The effect on behaviour is that this predicate will never produce the opposite of the true predicate result on any platform for degenerate cases like the current main code but more 0-results (point is found to be not inside or outside the disc but exactly on the boundary circle) for degenerate cases than the current main code.
This patch can be a step towards a filtered, exact predicate, if an exact in-circle calculation (like is proposed in a currently open PR for JTS https://github.com/locationtech/jts/pull/1094 ) is added later.
OK, I'm convinced. Could you throw some commentary into the patch with the references you are using and maybe a brief description. The magic constant in particular needs a reference. And a link to this PR.

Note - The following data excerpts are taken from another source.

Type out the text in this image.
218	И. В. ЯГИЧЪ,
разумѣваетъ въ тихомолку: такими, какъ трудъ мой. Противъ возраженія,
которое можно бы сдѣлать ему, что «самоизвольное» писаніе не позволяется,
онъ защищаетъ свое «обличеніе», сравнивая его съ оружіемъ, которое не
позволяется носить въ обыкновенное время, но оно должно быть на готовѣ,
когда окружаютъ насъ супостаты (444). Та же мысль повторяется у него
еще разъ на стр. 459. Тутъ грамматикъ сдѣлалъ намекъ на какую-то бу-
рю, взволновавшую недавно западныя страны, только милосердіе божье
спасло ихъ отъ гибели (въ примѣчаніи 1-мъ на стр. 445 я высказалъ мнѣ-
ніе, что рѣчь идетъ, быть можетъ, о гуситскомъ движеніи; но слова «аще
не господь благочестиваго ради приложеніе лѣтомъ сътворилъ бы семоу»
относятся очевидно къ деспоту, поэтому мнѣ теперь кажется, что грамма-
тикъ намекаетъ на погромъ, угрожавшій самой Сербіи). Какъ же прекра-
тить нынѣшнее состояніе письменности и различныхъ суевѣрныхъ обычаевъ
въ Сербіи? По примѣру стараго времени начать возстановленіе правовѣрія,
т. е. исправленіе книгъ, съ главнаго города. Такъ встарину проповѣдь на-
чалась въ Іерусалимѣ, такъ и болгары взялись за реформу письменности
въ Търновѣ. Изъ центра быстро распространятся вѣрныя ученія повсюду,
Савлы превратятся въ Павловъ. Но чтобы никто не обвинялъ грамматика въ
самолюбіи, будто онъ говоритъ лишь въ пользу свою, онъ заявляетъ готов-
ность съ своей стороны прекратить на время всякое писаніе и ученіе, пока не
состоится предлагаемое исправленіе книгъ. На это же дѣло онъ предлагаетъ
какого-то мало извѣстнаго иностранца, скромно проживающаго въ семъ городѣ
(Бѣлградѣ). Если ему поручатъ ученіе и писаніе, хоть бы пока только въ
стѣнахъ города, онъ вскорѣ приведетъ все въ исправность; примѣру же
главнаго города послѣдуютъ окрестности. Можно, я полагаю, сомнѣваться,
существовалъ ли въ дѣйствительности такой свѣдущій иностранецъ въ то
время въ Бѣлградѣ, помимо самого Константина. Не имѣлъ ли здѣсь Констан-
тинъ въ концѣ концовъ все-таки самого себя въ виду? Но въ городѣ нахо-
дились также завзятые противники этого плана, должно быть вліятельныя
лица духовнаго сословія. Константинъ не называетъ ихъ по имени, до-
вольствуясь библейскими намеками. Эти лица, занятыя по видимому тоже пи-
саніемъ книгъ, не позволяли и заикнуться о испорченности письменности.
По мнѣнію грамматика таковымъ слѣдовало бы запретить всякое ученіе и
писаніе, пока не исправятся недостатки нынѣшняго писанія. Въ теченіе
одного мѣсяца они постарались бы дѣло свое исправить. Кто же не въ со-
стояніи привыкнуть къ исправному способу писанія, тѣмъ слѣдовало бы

I added comments with a link to the PR, a permalink (which is unfortunately long) to the line CGAL that uses this alternative incircle expression and to the paper and the accompanying zenodo repository that the error bound computation is based on. The Zenodo repo contains a docker image with a Jupyter Notebook where the general error bound generation for arbitrary expressions is shown.
Edit: I now noticed the single check failure. Is that a heuristic check that can be ignored or does it require another update over the previous commit? Asking because I only added comments and am not familiar with the codecov tool.